Hence no estoppel was erected by that decree, binding the widow, her next of kin, or heirs at law, concluding to the effect that in the money on hand the widow took only a life interest under the will.
Apart from these considerations, the evidence does not show that the funds found after Mrs. Van Hook's death or then on deposit in bank to her credit were, in whole or in part, funds that came to her from the estate of Robert I. Van Hook, deceased. Perhaps that was its source, but the evidence does not so disclose. From rents of the real estate she may have gained the funds found after her death. Under the evidence the moneys on deposit in bank and the moneys found about the premises after her death were funds of Mrs. Van Hook's estate, subject to distribution to her next of kin and heirs at law. Sewell v. Sewell, 199 Ala. 242, 74 So. 343.

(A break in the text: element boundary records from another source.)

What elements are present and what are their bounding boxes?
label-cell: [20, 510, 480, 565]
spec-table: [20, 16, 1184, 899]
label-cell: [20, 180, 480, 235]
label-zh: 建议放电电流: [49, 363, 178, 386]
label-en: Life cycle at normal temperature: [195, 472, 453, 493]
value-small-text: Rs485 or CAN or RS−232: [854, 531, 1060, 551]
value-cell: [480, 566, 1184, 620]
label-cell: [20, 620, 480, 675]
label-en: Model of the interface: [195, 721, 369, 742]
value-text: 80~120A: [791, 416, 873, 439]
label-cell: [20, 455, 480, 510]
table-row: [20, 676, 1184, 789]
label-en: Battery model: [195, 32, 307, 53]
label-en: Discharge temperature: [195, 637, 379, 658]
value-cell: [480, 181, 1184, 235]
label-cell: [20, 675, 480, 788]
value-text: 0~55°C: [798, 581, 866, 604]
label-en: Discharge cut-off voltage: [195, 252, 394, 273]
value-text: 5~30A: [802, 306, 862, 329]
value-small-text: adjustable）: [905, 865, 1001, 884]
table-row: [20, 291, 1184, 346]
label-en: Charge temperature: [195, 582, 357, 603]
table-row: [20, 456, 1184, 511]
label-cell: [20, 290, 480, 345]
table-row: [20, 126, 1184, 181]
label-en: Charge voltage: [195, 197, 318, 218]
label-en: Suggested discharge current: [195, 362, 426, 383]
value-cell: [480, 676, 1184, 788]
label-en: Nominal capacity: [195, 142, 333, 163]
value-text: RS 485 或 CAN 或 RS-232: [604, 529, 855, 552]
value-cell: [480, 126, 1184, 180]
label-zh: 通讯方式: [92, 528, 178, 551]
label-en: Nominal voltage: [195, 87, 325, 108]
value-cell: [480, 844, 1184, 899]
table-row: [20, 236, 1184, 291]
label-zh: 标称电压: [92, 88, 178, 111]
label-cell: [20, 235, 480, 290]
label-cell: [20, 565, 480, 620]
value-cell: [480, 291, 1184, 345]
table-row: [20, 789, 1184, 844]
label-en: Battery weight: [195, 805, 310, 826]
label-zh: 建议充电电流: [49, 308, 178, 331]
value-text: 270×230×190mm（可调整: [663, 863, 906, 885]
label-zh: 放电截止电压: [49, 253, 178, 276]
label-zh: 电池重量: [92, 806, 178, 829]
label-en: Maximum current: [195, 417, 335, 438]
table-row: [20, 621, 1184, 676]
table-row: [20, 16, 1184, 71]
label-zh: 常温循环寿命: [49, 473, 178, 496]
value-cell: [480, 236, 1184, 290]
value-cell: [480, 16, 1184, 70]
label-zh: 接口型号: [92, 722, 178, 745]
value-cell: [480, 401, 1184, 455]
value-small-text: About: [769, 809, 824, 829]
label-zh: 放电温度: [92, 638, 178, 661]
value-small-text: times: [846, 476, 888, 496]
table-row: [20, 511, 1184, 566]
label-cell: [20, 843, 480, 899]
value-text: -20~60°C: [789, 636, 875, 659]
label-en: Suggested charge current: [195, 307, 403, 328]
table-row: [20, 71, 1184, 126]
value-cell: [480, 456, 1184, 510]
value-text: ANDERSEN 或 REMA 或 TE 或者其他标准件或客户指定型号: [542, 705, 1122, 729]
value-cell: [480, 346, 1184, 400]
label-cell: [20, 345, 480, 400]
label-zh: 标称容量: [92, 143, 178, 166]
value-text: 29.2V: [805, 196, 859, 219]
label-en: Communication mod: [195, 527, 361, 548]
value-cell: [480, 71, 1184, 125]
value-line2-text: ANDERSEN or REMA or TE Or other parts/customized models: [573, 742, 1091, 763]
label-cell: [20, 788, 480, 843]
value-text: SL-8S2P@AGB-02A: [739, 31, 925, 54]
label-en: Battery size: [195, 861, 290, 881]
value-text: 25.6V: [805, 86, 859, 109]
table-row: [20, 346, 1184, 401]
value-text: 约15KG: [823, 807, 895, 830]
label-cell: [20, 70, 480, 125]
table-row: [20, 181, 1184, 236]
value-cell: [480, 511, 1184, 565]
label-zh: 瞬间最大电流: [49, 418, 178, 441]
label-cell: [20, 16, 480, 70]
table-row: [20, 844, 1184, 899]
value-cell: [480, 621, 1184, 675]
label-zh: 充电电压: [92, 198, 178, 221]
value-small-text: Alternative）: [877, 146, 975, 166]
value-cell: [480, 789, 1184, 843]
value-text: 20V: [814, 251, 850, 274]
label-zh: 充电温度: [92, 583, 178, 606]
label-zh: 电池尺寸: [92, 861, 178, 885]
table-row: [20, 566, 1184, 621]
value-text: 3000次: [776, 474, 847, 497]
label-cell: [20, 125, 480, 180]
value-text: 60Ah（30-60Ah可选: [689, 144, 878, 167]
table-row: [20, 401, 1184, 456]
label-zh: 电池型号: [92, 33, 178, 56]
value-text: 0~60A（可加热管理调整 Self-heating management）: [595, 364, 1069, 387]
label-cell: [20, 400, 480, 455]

For the erroneous pronouncements made in paragraphs 3 and 4 of the decree under review, it is reversed. The cause is remanded for the rendition of a decree in accordance with this opinion. The costs of the appeal will be taxed one-half against the funds of the estate of Robert I. Van Hook, deceased, and one-half against the funds of the estate of Mrs. Van Hook, deceased.
Reversed and remanded.
ANDERSON, C. J., and SOMERVILLE, and THOMAS, JJ., concur.